Entendimento vale tanto para conflitos entre MPE e MPF como também para conflitos entre Promotores de Estados diferentes
Vale ressaltar que o caso apreciado pelo STF dizia respeito a um conflito de atribuições entre um Procurador da República e um Promotor de Justiça.
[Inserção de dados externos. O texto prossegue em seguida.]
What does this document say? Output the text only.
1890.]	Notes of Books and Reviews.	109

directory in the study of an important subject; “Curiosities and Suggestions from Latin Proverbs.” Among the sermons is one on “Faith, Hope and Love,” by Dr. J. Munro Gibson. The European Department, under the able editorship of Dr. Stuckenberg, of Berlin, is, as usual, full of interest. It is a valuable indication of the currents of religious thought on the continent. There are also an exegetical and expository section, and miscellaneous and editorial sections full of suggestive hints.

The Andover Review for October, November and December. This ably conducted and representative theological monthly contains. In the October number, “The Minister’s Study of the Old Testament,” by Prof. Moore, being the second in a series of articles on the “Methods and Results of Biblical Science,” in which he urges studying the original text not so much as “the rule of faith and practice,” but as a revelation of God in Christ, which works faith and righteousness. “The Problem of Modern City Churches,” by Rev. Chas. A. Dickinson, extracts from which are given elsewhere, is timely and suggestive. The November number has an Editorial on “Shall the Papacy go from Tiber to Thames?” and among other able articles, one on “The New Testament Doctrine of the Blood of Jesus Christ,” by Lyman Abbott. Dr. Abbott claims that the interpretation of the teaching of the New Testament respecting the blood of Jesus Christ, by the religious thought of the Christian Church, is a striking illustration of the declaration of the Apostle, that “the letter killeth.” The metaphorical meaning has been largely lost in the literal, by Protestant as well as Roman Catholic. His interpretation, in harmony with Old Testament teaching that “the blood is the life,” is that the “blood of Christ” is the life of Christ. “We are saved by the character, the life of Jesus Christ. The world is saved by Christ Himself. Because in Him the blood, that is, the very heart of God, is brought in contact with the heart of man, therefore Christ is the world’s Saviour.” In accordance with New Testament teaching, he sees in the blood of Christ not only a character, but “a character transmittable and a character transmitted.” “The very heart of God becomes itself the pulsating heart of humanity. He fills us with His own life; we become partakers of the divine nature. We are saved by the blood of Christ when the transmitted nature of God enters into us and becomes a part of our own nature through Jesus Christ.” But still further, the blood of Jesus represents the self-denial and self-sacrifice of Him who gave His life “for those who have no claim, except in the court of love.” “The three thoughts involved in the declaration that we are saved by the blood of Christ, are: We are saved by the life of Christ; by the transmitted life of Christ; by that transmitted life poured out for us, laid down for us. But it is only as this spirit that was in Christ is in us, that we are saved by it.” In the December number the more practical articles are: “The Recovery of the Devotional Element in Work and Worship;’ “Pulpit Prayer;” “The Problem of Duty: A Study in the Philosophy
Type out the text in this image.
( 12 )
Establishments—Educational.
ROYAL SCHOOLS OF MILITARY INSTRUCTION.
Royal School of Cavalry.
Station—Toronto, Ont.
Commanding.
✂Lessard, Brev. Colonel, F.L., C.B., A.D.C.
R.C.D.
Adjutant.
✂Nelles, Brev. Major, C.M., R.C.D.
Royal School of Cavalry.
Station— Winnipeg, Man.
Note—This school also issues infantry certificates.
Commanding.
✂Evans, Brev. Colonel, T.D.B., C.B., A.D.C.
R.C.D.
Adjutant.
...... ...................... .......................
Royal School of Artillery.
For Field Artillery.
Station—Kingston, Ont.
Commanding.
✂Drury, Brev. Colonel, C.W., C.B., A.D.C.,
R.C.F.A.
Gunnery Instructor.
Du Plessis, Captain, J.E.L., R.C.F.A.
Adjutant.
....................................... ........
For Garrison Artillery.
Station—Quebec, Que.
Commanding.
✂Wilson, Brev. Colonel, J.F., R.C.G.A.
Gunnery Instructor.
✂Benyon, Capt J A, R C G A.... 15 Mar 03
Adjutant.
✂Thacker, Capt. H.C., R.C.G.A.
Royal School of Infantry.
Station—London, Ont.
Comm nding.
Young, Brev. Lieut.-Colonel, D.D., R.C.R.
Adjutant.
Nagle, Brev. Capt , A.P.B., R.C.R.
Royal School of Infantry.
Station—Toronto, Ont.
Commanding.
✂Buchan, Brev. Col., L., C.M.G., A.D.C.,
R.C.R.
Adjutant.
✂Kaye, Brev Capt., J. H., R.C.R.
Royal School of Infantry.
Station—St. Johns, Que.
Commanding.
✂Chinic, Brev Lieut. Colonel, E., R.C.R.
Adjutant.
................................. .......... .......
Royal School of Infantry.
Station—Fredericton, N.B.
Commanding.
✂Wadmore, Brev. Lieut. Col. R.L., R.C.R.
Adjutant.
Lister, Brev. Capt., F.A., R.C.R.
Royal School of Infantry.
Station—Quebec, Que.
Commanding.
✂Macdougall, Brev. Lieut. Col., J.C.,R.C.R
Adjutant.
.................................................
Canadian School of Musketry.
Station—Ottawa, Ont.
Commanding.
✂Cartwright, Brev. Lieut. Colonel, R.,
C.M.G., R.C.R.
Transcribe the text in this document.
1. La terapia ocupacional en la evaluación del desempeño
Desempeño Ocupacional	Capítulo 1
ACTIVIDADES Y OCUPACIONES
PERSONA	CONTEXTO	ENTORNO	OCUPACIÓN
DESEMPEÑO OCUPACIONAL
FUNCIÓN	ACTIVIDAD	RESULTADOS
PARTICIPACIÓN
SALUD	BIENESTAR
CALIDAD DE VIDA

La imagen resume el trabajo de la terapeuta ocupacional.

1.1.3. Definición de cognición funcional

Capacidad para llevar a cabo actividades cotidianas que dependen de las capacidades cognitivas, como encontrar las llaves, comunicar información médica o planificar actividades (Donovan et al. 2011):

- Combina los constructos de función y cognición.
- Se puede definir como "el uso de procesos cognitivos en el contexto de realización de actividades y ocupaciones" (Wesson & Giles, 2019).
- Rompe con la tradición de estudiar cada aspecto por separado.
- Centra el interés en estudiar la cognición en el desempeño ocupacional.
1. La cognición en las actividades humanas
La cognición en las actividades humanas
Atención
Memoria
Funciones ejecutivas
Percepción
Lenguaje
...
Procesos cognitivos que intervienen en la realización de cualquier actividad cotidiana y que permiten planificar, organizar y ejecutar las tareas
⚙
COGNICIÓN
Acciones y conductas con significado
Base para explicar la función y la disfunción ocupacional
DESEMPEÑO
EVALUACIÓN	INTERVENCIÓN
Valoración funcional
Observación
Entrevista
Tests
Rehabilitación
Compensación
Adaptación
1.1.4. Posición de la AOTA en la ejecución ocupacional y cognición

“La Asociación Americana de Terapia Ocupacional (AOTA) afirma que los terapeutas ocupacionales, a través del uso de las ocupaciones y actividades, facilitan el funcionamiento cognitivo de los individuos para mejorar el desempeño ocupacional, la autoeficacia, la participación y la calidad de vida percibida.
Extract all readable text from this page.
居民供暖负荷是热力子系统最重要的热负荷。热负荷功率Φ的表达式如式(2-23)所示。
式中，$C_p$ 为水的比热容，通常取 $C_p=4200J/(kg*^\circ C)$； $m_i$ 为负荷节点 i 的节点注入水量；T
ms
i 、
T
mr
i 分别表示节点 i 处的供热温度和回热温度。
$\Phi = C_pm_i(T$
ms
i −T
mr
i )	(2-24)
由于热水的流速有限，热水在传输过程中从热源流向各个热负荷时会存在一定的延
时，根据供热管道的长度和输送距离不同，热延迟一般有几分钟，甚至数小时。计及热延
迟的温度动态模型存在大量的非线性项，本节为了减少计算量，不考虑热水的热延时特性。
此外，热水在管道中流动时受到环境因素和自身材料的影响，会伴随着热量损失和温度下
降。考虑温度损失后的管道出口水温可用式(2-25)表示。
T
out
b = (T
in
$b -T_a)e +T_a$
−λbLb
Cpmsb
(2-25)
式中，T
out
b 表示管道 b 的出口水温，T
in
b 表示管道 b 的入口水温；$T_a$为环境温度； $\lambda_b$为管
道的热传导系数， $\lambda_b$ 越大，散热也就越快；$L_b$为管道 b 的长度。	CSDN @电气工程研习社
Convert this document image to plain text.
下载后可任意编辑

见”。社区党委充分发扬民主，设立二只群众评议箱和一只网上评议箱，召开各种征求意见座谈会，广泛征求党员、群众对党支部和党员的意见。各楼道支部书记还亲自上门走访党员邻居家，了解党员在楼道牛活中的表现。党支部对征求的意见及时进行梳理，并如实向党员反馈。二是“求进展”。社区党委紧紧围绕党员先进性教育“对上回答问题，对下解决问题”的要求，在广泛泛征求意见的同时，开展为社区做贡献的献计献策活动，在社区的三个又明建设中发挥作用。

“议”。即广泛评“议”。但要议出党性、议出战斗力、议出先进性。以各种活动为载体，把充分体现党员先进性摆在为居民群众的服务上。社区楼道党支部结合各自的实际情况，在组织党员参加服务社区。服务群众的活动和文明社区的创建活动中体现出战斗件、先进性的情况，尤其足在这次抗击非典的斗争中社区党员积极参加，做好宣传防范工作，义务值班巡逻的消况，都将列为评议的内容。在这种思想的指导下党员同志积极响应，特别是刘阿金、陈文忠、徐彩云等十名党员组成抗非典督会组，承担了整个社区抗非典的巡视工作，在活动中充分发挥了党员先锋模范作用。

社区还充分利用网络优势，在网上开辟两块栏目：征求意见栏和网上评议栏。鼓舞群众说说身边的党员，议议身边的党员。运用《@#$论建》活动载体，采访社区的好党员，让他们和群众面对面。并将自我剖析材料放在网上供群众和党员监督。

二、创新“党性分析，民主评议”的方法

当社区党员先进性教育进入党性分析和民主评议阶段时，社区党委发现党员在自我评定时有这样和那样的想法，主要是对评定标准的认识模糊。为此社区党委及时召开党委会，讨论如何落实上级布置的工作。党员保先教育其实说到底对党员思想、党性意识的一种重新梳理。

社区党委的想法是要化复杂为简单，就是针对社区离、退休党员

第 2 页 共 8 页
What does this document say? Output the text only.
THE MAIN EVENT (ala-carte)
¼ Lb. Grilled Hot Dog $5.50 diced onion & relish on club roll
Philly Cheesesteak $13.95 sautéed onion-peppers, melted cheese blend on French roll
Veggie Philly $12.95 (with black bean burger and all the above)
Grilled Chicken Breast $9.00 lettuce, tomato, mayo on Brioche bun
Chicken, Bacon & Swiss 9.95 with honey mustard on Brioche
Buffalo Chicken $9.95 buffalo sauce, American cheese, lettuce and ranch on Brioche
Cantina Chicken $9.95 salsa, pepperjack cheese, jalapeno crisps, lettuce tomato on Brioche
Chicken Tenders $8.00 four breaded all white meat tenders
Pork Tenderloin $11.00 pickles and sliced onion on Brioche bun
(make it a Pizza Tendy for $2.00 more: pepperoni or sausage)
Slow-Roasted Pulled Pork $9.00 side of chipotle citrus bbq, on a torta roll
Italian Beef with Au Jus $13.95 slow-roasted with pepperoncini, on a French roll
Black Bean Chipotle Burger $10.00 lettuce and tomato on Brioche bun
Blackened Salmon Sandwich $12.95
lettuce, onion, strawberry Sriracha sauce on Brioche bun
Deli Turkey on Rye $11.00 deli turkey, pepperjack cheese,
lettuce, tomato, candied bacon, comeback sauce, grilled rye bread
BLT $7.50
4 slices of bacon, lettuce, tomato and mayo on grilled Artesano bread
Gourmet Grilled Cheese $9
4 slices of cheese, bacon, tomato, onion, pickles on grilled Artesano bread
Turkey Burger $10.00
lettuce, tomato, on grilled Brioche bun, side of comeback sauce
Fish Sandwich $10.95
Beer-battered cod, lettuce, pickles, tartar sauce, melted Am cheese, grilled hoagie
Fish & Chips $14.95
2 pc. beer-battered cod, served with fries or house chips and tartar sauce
No entanto, pelos debates entre os Ministros, percebe-se que a solução adotada vale também para os conflitos envolvendo Promotores de Justiça de Estados-membros diferentes.
Se dois Promotores de Justiça de Estados diferentes divergirem quanto à atuação em um caso, este conflito de atribuições será dirimido pelo CNMP.

Resumindo:

QUEM DECIDE O CONFLITO DE ATRIBUIÇÕES ENTRE MEMBROS DO MINISTÉRIO PÚBLICO?
SITUAÇÃO
QUEM IRÁ DIRIMIR
MPE do Estado 1 x MPE do Estado 1
Procurador-Geral de Justiça do Estado 1
MPF x MPF
CCR, com recurso ao PGR
MPU (ramo 1) x MPU (ramo 2)
Procurador-Geral da República
MPE x MPF
CNMP
MPE do Estado 1 x MPE do Estado 2
CNMP

Inexistência de vinculação para o Poder Judiciário
Vale, por fim, uma observação. O Poder Judiciário não fica vinculado à decisão do CNMP.
Assim, suponhamos que, em um conflito de atribuições, o CNMP afirme que a atribuição para investigar e denunciar o réu é do Procurador da República.
Diante disso, o Procurador da República oferece denúncia na Justiça Federal. O Juiz Federal estará livre para reapreciar o tema e poderá entender que a competência não é da Justiça Federal, declinando a competência para a Justiça Estadual. Caso o Juiz de Direito concorde, seguirá no processamento do feito. Se discordar, deverá suscitar conflito de competência a ser dirimido pelo STJ (art. 105, I, “d”, da CF/88).
O certo é que a decisão do CNMP produz efeitos vinculantes apenas interna corporis, sendo uma decisão de cunho administrativo, não vinculando os juízos que irão apreciar a causa.